The Renaissance art in Puglia and Basilicata is much less known than the heavily touristed and much studied sites in central Italy. Life-sized painted sculptures, many carved out of local stone, inhabit rough-walled cave churches and elaborate classically inspired mausolea. An elegantly attired angel hacks repeatedly at a cowering dragon, a saint looks unperturbed as her fingers sink into a lion’s mouth, a mother grins toothily as she cuddles her baby, and shepherds blow into bagpipes while stone sheep graze nearby. Artists placed holy narratives in spaces like the rocky landscape around them, and dressed sacred personages in local dress, while at the same time harkening back to an ancient past shrouded in myth and mystery. The art is both distinctively local and cosmopolitan, drawing upon influences from around the Adriatic and beyond. This open access database offers high-resolution images of and information about (with a catalog entry and bibliography for each work) over 100 objects, along with an interactive digital map. Approximately 1,000 high-resolution photographs can be downloaded and used free of charge for research, teaching, and publication. This database was created by Claire Litt and Una D’Elia (Queen’s University).

In addition to supporting scholarship on this understudied region by offering open access photographs, this database is a rich resource for teaching, as students can carry out research, curate, and publish their own virtual exhibitions using the database. (Links to undergraduate and graduate student exhibitions are provided on the homepage.)
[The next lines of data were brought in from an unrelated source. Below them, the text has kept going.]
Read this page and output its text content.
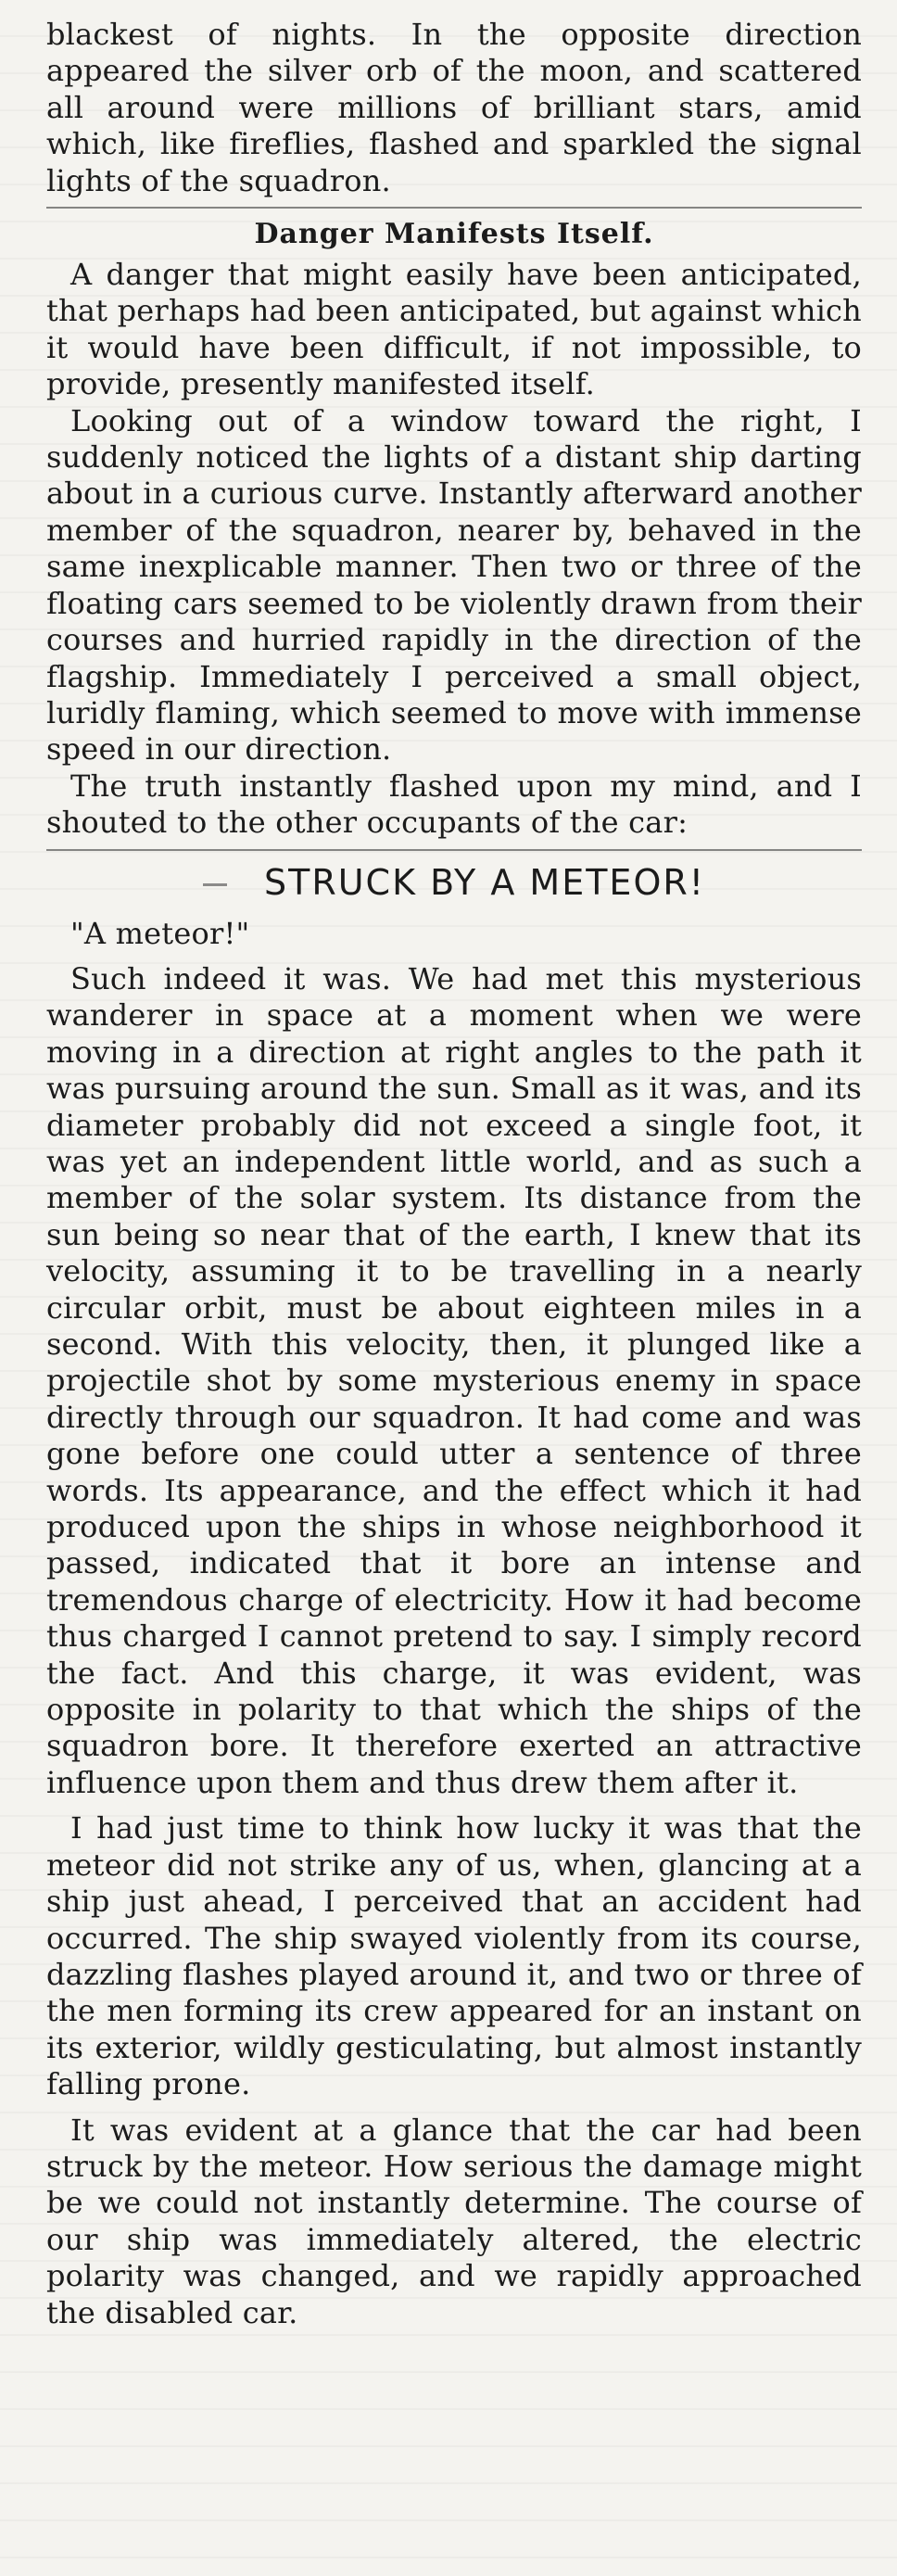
blackest of nights. In the opposite direction appeared the silver orb of the moon, and scattered all around were millions of brilliant stars, amid which, like fireflies, flashed and sparkled the signal lights of the squadron.

Danger Manifests Itself.

A danger that might easily have been anticipated, that perhaps had been anticipated, but against which it would have been difficult, if not impossible, to provide, presently manifested itself.

Looking out of a window toward the right, I suddenly noticed the lights of a distant ship darting about in a curious curve. Instantly afterward another member of the squadron, nearer by, behaved in the same inexplicable manner. Then two or three of the floating cars seemed to be violently drawn from their courses and hurried rapidly in the direction of the flagship. Immediately I perceived a small object, luridly flaming, which seemed to move with immense speed in our direction.

The truth instantly flashed upon my mind, and I shouted to the other occupants of the car:

STRUCK BY A METEOR!

"A meteor!"

Such indeed it was. We had met this mysterious wanderer in space at a moment when we were moving in a direction at right angles to the path it was pursuing around the sun. Small as it was, and its diameter probably did not exceed a single foot, it was yet an independent little world, and as such a member of the solar system. Its distance from the sun being so near that of the earth, I knew that its velocity, assuming it to be travelling in a nearly circular orbit, must be about eighteen miles in a second. With this velocity, then, it plunged like a projectile shot by some mysterious enemy in space directly through our squadron. It had come and was gone before one could utter a sentence of three words. Its appearance, and the effect which it had produced upon the ships in whose neighborhood it passed, indicated that it bore an intense and tremendous charge of electricity. How it had become thus charged I cannot pretend to say. I simply record the fact. And this charge, it was evident, was opposite in polarity to that which the ships of the squadron bore. It therefore exerted an attractive influence upon them and thus drew them after it.

I had just time to think how lucky it was that the meteor did not strike any of us, when, glancing at a ship just ahead, I perceived that an accident had occurred. The ship swayed violently from its course, dazzling flashes played around it, and two or three of the men forming its crew appeared for an instant on its exterior, wildly gesticulating, but almost instantly falling prone.

It was evident at a glance that the car had been struck by the meteor. How serious the damage might be we could not instantly determine. The course of our ship was immediately altered, the electric polarity was changed, and we rapidly approached the disabled car.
Renaissance and Baroque Polychrome Sculpture in Lombardy and Piedmont

http://qspace.library.queensu.ca/handle/1974/29202

The mountains and lakes of Lombardy and Piedmont are both picturesque and rich with little-known cultural heritage. In the Renaissance and Baroque, northern Italy, which bordered Protestant lands, was central to promoting and supporting the Catholic faith. Life-sized painted sculptures made of wood, terracotta, and other materials were arranged to create naturalistic tableaux in chapels on holy mountains (Sacri Monti), pilgrimage sites which the devout visited at night, whipping themselves before sculptures must have seemed to come to life by the flickering light of lanterns. Sculpted bodies with a range of skin tones, some thin from suffering and illness and others Herculean in their muscular energy, have actual hair and are bound with real ropes or eat from real dishes. Other fleshy sculptures inhabit huge, theatrical altarpieces. Many of these living statues continue to be the focus of cult today and so are adorned with real jewelry and other offerings made by the faithful. These sculptures are site specific, embedded in the landscape, politics, and devotional practices of the region, but also the work of cosmopolitan artists and patrons with international connections. This database offers high-resolution images of and information about over 185 sculptures and sculptural groups, along with an interactive digital map. The information is in the form of a catalog entry with bibliography for each sculpture or sculptural group. Over 1,300 high-resolution photographs are available for download and can be used free of charge for research, teaching, and publication. This database was created by Kennis Forte and Una D’Elia (Queen’s University).

In addition to supporting scholarship in this understudied area by offering open access photographs that can be published free of charge, this database is a rich resource for teaching, as students can carry out research, curate, and publish their own virtual exhibitions using the database (links to undergraduate and graduate student exhibitions provided on the homepage).